"It really has very little chance of changing [the] direction of the economy and markets," said Steven Wieting, chief investment strategist at Citi Global Wealth.
Economists from Goldman Sachs expect the shutdown to inflict virtually zero harm on US gross domestic product, the broadest measure of the economy. Not that market observers would get that data right away — or really any other economic data — during a shutdown.
That's because a government shutdown would delay the release of economic reports that the data-dependent Federal Reserve uses to chart its battle against inflation. While shutdowns have tended to last roughly a week on average, the most recent one stretched over 34 full days.
The federal government's fiscal year ends on September 30, and its deadline for a new budget agreement is October 1. Between then and the Fed's next meeting that takes place on October 31 and November 1, the September Consumer Price Index report, jobs report and a batch of other economic data are slated for release.
Getting that data late could spook investors looking to gauge the central bank's next move during a pivotal moment in its efforts to tame inflation. Combined with other wild cards that face the market, stocks could experience some volatility in the coming weeks.
"Investors should expect a choppy market from the trifecta of a spike in energy prices, the restart of student loan payments and a looming government shutdown," said Jeffrey Roach, chief economist at LPL Financial.
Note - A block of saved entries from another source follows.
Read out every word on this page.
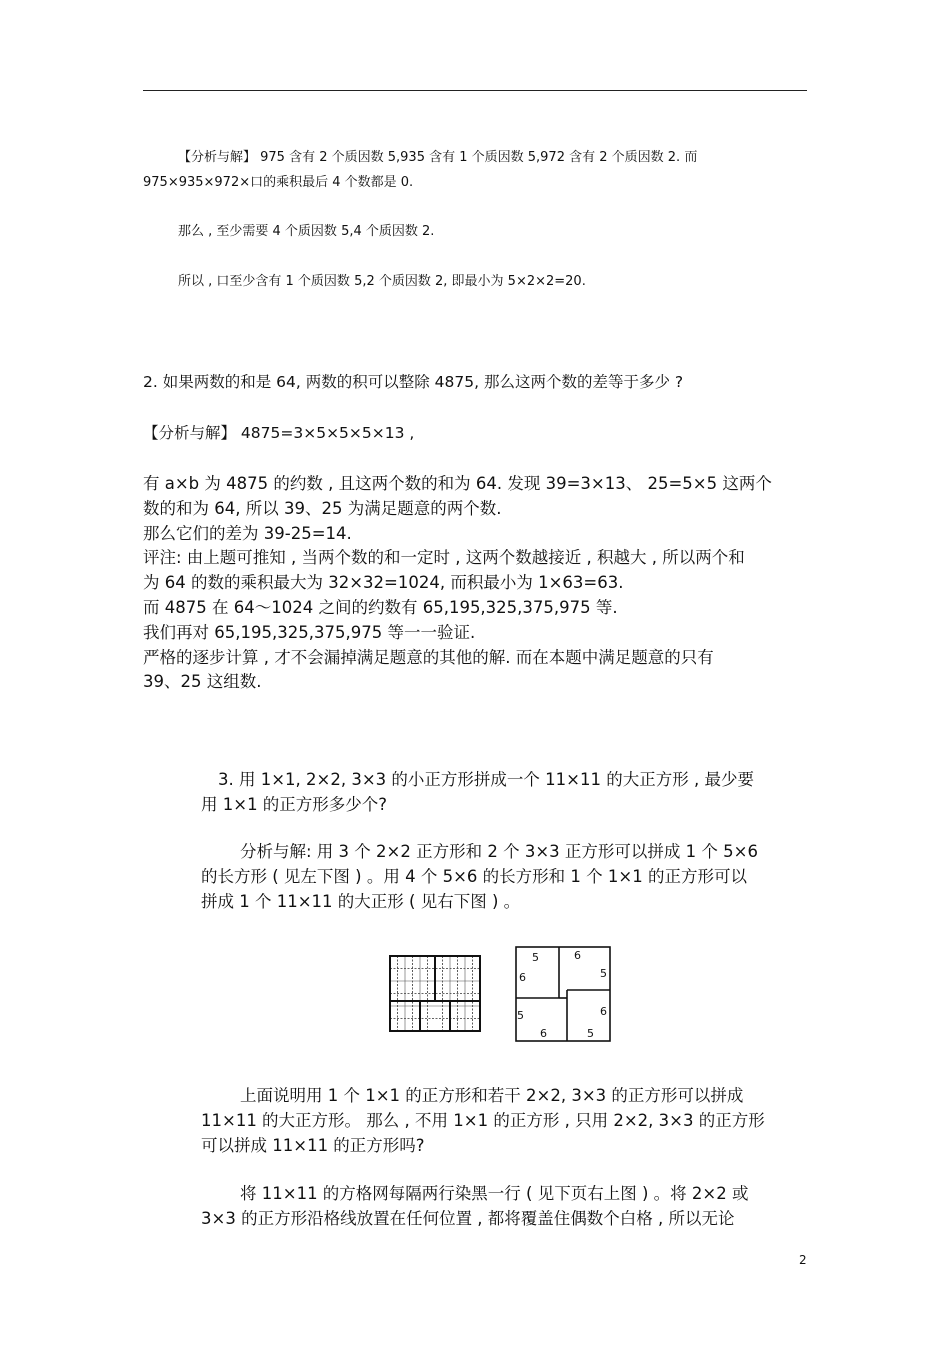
【分析与解】 975 含有 2 个质因数 5,935 含有 1 个质因数 5,972 含有 2 个质因数 2. 而
975×935×972×口的乘积最后 4 个数都是 0.
那么 , 至少需要 4 个质因数 5,4 个质因数 2.
所以 , 口至少含有 1 个质因数 5,2 个质因数 2, 即最小为 5×2×2=20.
2. 如果两数的和是 64, 两数的积可以整除 4875, 那么这两个数的差等于多少 ?
【分析与解】 4875=3×5×5×5×13 ,
有 a×b 为 4875 的约数 , 且这两个数的和为 64. 发现 39=3×13、 25=5×5 这两个
数的和为 64, 所以 39、25 为满足题意的两个数.
那么它们的差为 39-25=14.
评注: 由上题可推知 , 当两个数的和一定时 , 这两个数越接近 , 积越大 , 所以两个和
为 64 的数的乘积最大为 32×32=1024, 而积最小为 1×63=63.
而 4875 在 64～1024 之间的约数有 65,195,325,375,975 等.
我们再对 65,195,325,375,975 等一一验证.
严格的逐步计算 , 才不会漏掉满足题意的其他的解. 而在本题中满足题意的只有
39、25 这组数.
3. 用 1×1, 2×2, 3×3 的小正方形拼成一个 11×11 的大正方形 , 最少要
用 1×1 的正方形多少个?
分析与解: 用 3 个 2×2 正方形和 2 个 3×3 正方形可以拼成 1 个 5×6
的长方形 ( 见左下图 ) 。用 4 个 5×6 的长方形和 1 个 1×1 的正方形可以
拼成 1 个 11×11 的大正形 ( 见右下图 ) 。
5
6
6
5
5
6
6
5
上面说明用 1 个 1×1 的正方形和若干 2×2, 3×3 的正方形可以拼成
11×11 的大正方形。 那么 , 不用 1×1 的正方形 , 只用 2×2, 3×3 的正方形
可以拼成 11×11 的正方形吗?
将 11×11 的方格网每隔两行染黑一行 ( 见下页右上图 ) 。将 2×2 或
3×3 的正方形沿格线放置在任何位置 , 都将覆盖住偶数个白格 , 所以无论
2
Already, some pain has ripped through markets. The S&P 500 on Tuesday logged its lowest close since June and fell below the threshold it passed that same month to enter a new bull run. A bull market is commonly defined as when stocks climb more than 20% off their most recent low, in this case last October.
The sweeping sell-off came after the Fed signaled last week that it could hike rates once more this year and delay rolling out rate cuts, in turn stoking fear among investors that more rate increases, along with the lagged effects of hikes already taken, could bludgeon markets and the still-resilient economy.
Stocks cooled their run downward on Wednesday, ending the trading session relatively unchanged. But CNN's Fear & Greed Index slumped to an "Extreme Fear" reading of 25 from a "Neutral" reading of 48 a week earlier, indicating that uncertainty is settling in on Wall Street.
As for what could come for markets after a government shutdown, should one happen? According to data from Ned Davis Research, when a shutdown has lasted longer than nine days, the S&P 500 has on average declined 0.7% in the month following and added 2.8% in the three months after. The S&P 500 has gained 0.5% on average during the month following the end of a shutdown and 1.5% during the period three months after.